= Selected Program Notes from the Retrospective Exhibition of Theresa Rosenberg Latimer =

"Selected Program Notes from the Retrospective Exhibition of Theresa Rosenberg Latimer" is a 2013 fantasy story by Kenneth Schneyer. It was first published in the Mythic Delirium Books anthology Clockwork Phoenix 4. An audio version was subsequently released on PodCastle, read by Peter Wood.

==Plot summary==
Rather than being a conventional narrative, "Selected Program Notes from the Retrospective Exhibition of Theresa Rosenberg Latimer" is presented as a set of notes and discussion questions from an art museum's posthumous exhibition of the paintings of Theresa Rosenberg Latimer — a woman who was able to see things that other people were not. Schneyer has stated that the story is about ghosts, and that the narrator is intended to be a "curator who (...) entirely misunderstand(s) the story that was being told by the paintings."

==Reception==

"Selected Program Notes from the Retrospective Exhibition of Theresa Rosenberg Latimer" was a finalist for the Nebula Award for Best Short Story of 2013, and the 2014 Theodore Sturgeon Memorial Award.
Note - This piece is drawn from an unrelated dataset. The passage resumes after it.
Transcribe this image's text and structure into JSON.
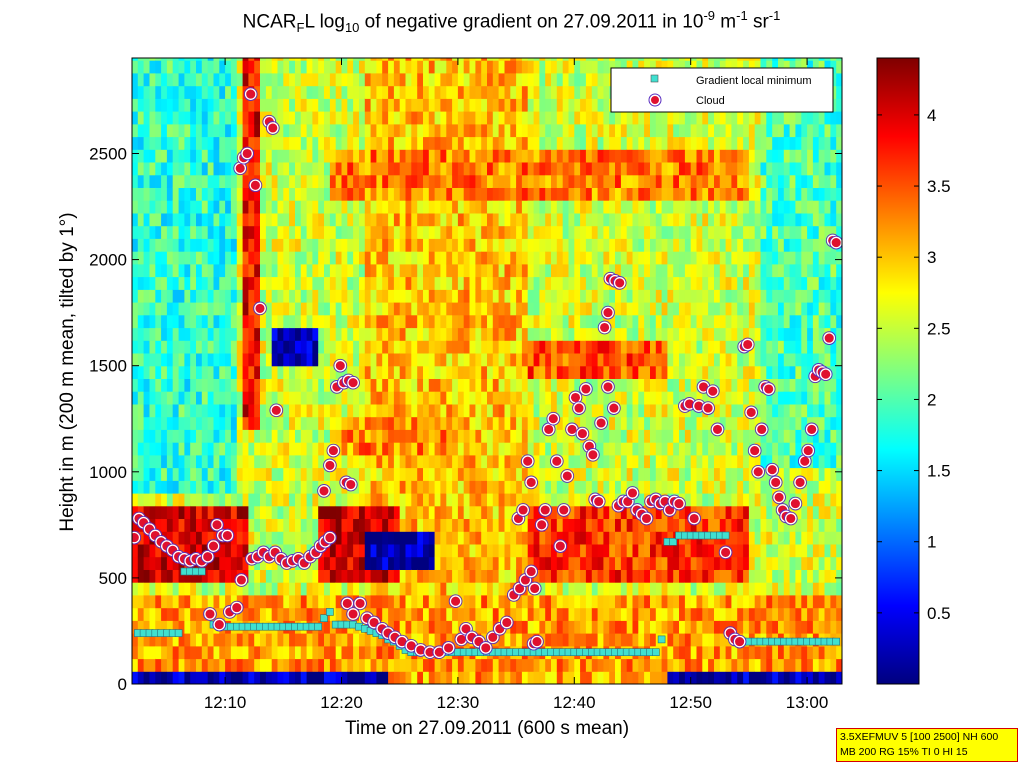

Tangent Online praised the level of detail with which Schneyer described Latimer's paintings, while at Locus, Lois Tilton called the story a "puzzle" with "a lot of clues", stating that it "rewards re-reading". Tor.com noted that although "these sorts of stories" (i.e., stories where the narrative is presented as a series of disconnected facts which readers must mentally assemble) are often "so boring that [readers] don’t make it to the end," Selected is "far more successful than most"; Strange Horizons, however, considered that despite the story being "effective" and "very technically ambitious", its weakness was its presentism: although Latimer is portrayed as having lived until 2025, and therefore the art exhibition must take place after that, the "program notes purportedly written in the future feel as though they were written in [2013], as they in fact were."